Return of the NAIC-3?
January 21, 2010
With the buy side no longer running scared from the private placement market, some say risk is the new black. And sources speculate that this renewed confidence in the market might mean the return of the NAIC-3.
“The high yield market has been on fire,” said a sell-side source. Taking their cue from this, some investors may now be open to investing in weak BBB credits or even NAIC-3 companies, he speculated. However, even before the financial crisis, private placements in NAIC-3 companies were few.
Sell-side sources agree some insurance companies could be open to NAIC-3s now because they have cash to deploy. “A weak BBB- with positive momentum” could stand a chance in this environment, one sell-side source said.
The buy side is getting more comfortable with these weaker credits as long as the companies are “structurally sound” and they get the covenants they want, said an industry lawyer. About a year and a half ago, even with covenants, the buy side would go nowhere near such companies.
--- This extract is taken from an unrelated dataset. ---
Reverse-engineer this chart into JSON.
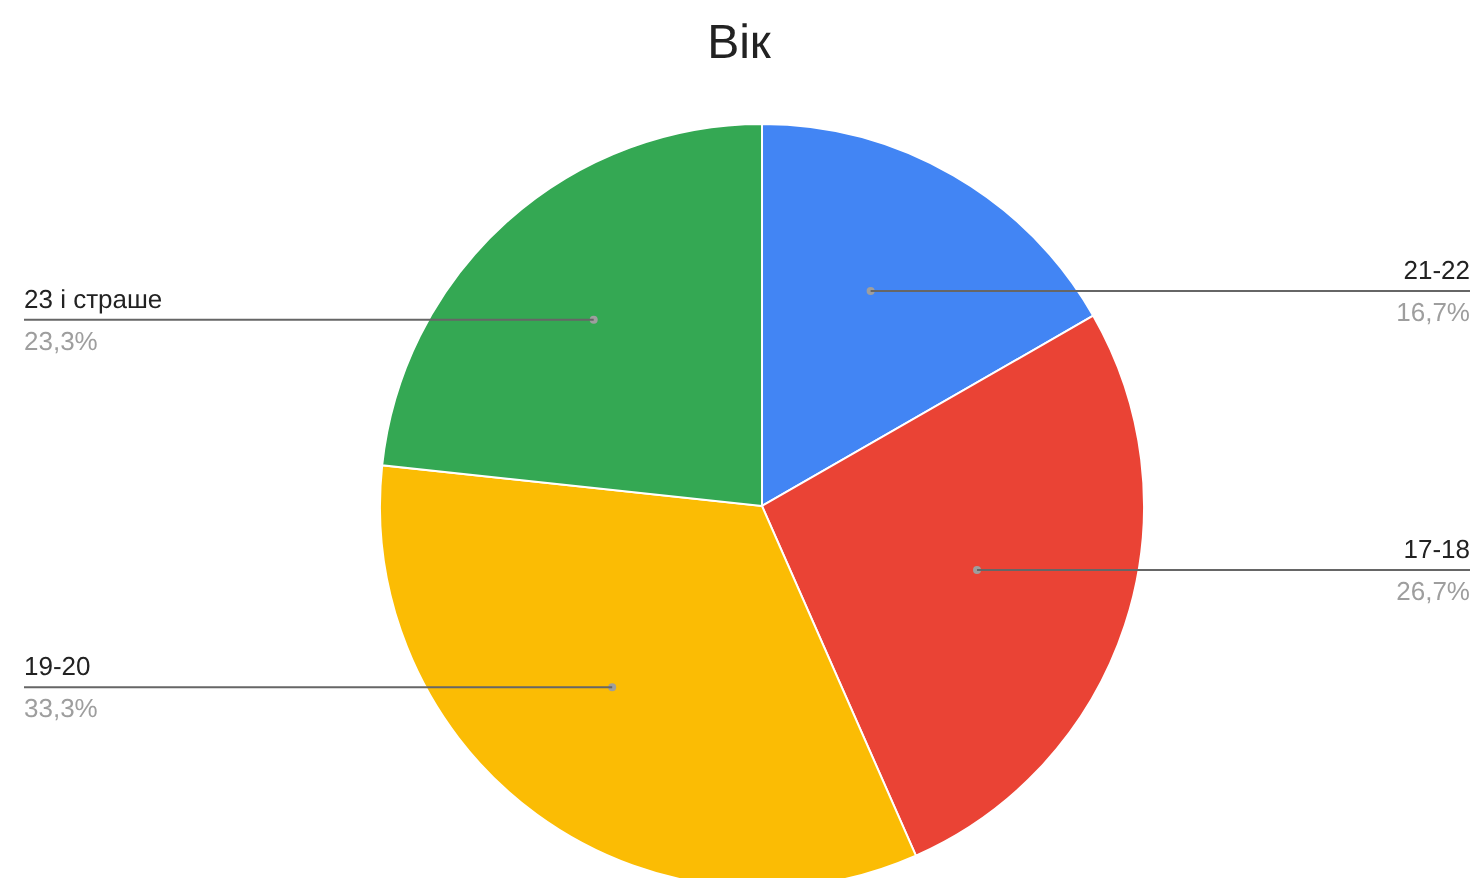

Most insurance companies prefer investing in NAIC-1 and NAIC-2 companies, buy-side sources agree.
According to data compiled by Private Placement Letter, in 2008, on average NAIC-3 companies accounted for less than 7% to total private placement volume. NIAC-2s accounted for an average of 55% and NAIC-1s were 40%.
Sources from large buy-side firms have said they like to invest in NAIC-3 companies and have historically done so. However, this particular market is rather shallow. In addition to this, NAIC-3 issuance has shrunk in the last decade, said one source in a large buy-side firm. Other sources in insurance companies agree that it is likely BBB credits will see a return to the private placement market.
In 2008, according to a survey done by Private Placement Letter, Prudential and MetLife invested $692 million and $270 million, respectively, in NAIC-3 issuers. During the same year, Mutual of Omaha invested $65 million in NAIC-3 deals, while deploying $142 million in NAIC-1 deals and $362 million in NAIC-2 issues. Advantus Capital Management invested $9 million in NAIC-3 companies, along with $94 million in NAIC-1 deals and $283 million in NAIC-2 deals.
There was little to no demand for NAIC-3 in 2009. Except for a few deals with large insurance companies, on the whole BBB- and NAIC-3 issuers were not able to tap the private placement market.
Even though the comfort level around NAIC-3s is growing, some wonder how fast these deals will get done. One sell-source said he would be surprised to see any NAIC-3 deals take place during the first half of the year.